Ze groeiden op in dezelfde tijd maar onder heel andere omstandigheden. Louis Couperus (1863-1923) bracht zijn jeugd in
Indië en het chique Den Haag door. Selly de Jong (1862-1937) werd in Almelo geboren, waar haar grootvader Gersjoun de Jong rabbijn was. Op negentienjarige leeftijd verhuisde ze naar Amsterdam. Haar moeder Sophia de Jong-de Jong vertaalde een paar van Selly’s gedichten en liet ze aan een bevriende Amerikaan lezen. Via deze omslachtige weg kwamen haar gedichten bij J.J.L. ten Kate terecht, de dominee-dichter die zelf veel poëzie vertaalde van onder anderen Milton, Goethe en Tasso. Ten Kate zorgde ervoor dat gedichten van Selly de Jong gepubliceerd werden in De Leeswijzer. Bovendien nam hij haar gedicht ‘Vertrouwen’ op in zijn bloemlezing Bloemengefluister (1887).
Haar debuut Veldbloemen verscheen in 1896. De bundel opent met het versje: ‘Ik heb den klank vernomen,/ Van duizend lied’ren wonderzoet;/ Die in mijn boezem droomen/ Van al wat groot is, schoon en
goed.’ De gedichten hebben titels als ‘Wij dwalen’, ‘Lente’ en ‘De vlinder en ’t viooltje’. Uitgevers waren Jacques Dusseau & Co., gevestigd in Kaapstad en Amsterdam. De Amsterdamse bankier, politicus en filantroop A.C. Wertheim had haar aangemoedigd. Later zou ze hem in een sonnet herdenken: ‘Die oogen zien mij zacht en ernstig aan/ en zeggen: “stadig moet gij voorwaarts gaan,/ Op uwen weg bloeit blanke dichterbloem.”’ De redactie was in handen van D. Fuldauer, waarschijnlijk een leerling van de taalkundige prof.dr. J. te Winkel. Fuldauer was familie van Selly de Jong, in haar bundel Gewijde zangen uit 1926 gedenkt ze haar neef en vriend Israel Fuldauer. D. Fuldauer verzorgde ook het voorwoord van haar Verzamelde gedichten uit 1919. Een van de andere gedichten in Gewijde zangen, ‘De muze’, is aan Te Winkel opgedragen in antwoord op zijn sonnet. Op het titelblad prijkt een davidster. Selly de Jong droeg de bundel op aan haar grootvader de rabbijn. Naast enkele in-memoriam-gedichten zijn de verzen religieus met titels
als ‘Jom Kipoer’, ‘Samuël’ en ‘Israël, jubel’.

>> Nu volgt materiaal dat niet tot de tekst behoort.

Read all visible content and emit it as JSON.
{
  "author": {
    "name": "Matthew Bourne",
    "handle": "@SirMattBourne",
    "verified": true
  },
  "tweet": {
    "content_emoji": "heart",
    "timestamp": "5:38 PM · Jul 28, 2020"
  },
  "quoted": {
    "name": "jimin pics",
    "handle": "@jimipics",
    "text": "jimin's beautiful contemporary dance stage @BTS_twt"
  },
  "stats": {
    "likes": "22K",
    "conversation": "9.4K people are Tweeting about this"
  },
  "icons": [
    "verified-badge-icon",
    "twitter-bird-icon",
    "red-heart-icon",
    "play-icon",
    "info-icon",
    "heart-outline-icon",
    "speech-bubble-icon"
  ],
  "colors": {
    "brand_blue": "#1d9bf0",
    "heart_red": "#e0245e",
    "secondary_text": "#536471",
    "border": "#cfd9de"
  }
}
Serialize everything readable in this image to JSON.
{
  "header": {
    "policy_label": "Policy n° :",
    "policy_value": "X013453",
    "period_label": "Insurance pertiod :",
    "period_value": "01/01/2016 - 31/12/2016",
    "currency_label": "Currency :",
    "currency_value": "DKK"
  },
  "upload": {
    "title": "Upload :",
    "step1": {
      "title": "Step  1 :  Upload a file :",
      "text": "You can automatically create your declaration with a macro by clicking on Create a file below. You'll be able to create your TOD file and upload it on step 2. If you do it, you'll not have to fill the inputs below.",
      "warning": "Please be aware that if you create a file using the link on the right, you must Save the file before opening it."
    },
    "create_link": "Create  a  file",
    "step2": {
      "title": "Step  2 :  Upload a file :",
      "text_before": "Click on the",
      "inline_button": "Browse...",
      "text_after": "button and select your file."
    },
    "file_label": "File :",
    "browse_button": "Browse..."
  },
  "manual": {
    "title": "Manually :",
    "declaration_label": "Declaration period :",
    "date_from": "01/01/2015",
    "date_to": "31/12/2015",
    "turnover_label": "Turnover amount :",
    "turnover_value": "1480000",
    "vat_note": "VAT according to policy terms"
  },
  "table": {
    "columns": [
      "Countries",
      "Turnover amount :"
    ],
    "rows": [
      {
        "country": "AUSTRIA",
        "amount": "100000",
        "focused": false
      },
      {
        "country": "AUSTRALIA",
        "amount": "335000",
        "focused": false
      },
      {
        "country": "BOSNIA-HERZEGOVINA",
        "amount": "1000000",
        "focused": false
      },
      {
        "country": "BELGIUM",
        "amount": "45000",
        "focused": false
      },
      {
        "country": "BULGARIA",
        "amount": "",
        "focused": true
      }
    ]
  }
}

Haar bekendheid was tamelijk groot. Ze publiceerde in diverse tijdschriften en weekbladen, waaronder in De Nieuwe Gids, Het Leven en joodse tijdschriften als Centraal blad voor Israëlieten in Nederland. Haar inzending voor De Beweging van Albert Verwey werd echter niet geplaatst. Ze moest hem zelfs om een antwoord vragen (brief d.d. 16 augustus 1908, Universiteitsbibliotheek Amsterdam). Haar werk werd veelvuldig op muziek gezet, onder anderen door de toen populaire componist, koordirigent en muziekpedagoog Israel Jacques Olman. Zijn toonzetting van Selly de Jongs gedicht ‘Jom Kipoer’ werd in 1911 gebruikt voor een nationale zangwedstrijd en bij zijn 25-jarig jubileum werd haar gedicht ‘Aan den Meester’ in het programmaboekje afgedrukt. Een andere bekende componist met wie ze werkte, was Jacobus Bonset, wiens werk ook nu nog af en toe wordt uitgevoerd.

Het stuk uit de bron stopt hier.